Ramsey Nouah: so famous he gets mobbed on Brooklyn streets

In a new book, researchers of contemporary African cinema describe the influence of French-language cinema of the 1960s, and what came after.

Among many compelling perspectives on the film of the continent are those dealing with the extraordinary rise of “Nollywood” – cheaply made and highly popular films from Nigeria.

Viewing African Cinema in the Twenty-First Century: Art Films and the Nollywood Video Revolution (Ohio University Press) is edited by Mahir Şaul, a professor of anthropology at the University of Illinois, Urbana-Champaign, and Ralph A. Austen, a professor emeritus of African history at the University of Chicago. The essayists in the volume show that African cinema in the 1960s originated mainly from Francophone countries, resembled the art cinema of contemporary Europe, and relied on support from the French film industry and the French state. Beginning in 1969, the biennial Festival panafricain du cinéma et de la télévision de Ouagadougou (FESPACO), held in Burkina Faso, became the major showcase for these films.

Kunle Afolayan, one of the best-known Nolywood directors, on set. Photo: www.sudplanete.net
But since the early 1990s, a new phenomenon has come to dominate the African cinema world: mass-marketed films shot on less-expensive video cameras. These “Nollywood” films, so named because many originate in southern Nigeria, are a thriving industry dominating the world of African cinema.

But little is being done to archive the films. One of the essayists, Jonathan Haynes, a professor of English at the Brooklyn Campus of Long Island University, on archiving “Nollywood,” told MIAN that “we urgently need good archives and study collections. Some films acquire the status of classics, but they can be very hard to find – the industry is set up to churn films out at great speed and in enormous quantities, so after a few weeks in the market they tend to disappear. It would be perfectly possible to set up a system for acquiring canonical older films and a selection of the yearly blizzard of new titles, and someone should get busy doing it.”

The Figurine, one of Kunle Afolayan's Nollywood movies
He adds: “’Nollywood‘ has grown into one of the world’s biggest film industries, but, like other African popular arts, it emerged outside of the formal sector of the Nigerian economy and it still exists in a tangential (at best) relationship with the institutions of international cinema.

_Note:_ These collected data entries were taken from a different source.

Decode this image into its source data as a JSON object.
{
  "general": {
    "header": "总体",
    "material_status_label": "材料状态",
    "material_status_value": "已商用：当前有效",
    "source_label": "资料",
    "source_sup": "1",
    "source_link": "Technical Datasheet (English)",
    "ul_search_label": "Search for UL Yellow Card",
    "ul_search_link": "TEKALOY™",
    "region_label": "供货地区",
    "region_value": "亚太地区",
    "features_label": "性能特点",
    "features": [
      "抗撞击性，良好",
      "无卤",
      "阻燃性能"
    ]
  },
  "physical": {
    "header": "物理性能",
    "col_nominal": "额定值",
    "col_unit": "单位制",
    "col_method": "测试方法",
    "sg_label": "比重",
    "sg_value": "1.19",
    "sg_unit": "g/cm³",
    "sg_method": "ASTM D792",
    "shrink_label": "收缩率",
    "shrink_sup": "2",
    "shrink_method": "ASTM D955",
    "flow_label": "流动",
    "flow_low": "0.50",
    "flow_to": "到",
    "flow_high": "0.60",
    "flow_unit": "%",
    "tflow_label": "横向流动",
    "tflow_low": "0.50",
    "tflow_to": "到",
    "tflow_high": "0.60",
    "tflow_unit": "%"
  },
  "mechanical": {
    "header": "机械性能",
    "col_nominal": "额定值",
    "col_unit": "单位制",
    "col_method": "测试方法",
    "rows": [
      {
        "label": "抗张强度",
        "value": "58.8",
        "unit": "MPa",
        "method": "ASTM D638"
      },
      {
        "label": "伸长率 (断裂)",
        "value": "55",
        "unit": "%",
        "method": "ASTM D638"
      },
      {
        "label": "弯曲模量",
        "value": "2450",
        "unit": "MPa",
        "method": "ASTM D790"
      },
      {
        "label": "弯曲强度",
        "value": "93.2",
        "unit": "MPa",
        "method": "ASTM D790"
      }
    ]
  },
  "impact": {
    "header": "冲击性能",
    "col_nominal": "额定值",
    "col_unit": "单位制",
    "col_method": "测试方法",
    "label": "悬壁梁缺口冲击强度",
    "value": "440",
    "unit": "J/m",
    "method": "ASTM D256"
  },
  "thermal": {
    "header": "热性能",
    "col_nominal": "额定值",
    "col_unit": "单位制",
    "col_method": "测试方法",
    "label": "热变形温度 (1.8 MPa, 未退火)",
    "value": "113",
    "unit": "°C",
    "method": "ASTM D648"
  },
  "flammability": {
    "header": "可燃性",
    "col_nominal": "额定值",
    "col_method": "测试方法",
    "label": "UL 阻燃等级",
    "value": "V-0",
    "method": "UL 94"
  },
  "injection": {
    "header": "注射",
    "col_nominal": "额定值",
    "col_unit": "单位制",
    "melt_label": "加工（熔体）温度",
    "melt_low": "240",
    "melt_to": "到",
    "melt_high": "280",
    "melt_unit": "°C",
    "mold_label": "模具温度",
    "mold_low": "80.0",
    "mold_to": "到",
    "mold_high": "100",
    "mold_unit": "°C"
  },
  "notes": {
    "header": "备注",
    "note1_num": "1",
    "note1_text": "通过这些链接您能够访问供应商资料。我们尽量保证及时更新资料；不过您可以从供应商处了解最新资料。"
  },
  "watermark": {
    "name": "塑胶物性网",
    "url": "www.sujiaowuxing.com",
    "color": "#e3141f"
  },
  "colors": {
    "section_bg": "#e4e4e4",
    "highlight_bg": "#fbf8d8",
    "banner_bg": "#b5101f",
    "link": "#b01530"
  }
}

“Both in Africa and abroad, the films get distributed through their own networks, in which piracy is a major factor. I know of eight shops selling them within three blocks of my office in Brooklyn, there are numerous websites (such as www.africamovies.com) selling and streaming them in the US, Canada, and Europe, and more Nollywood films have been posted to YouTube (in ten-minute segments) than you could watch in a lifetime. But my university’s library does not own any Nollywood films and would not know how to acquire them.”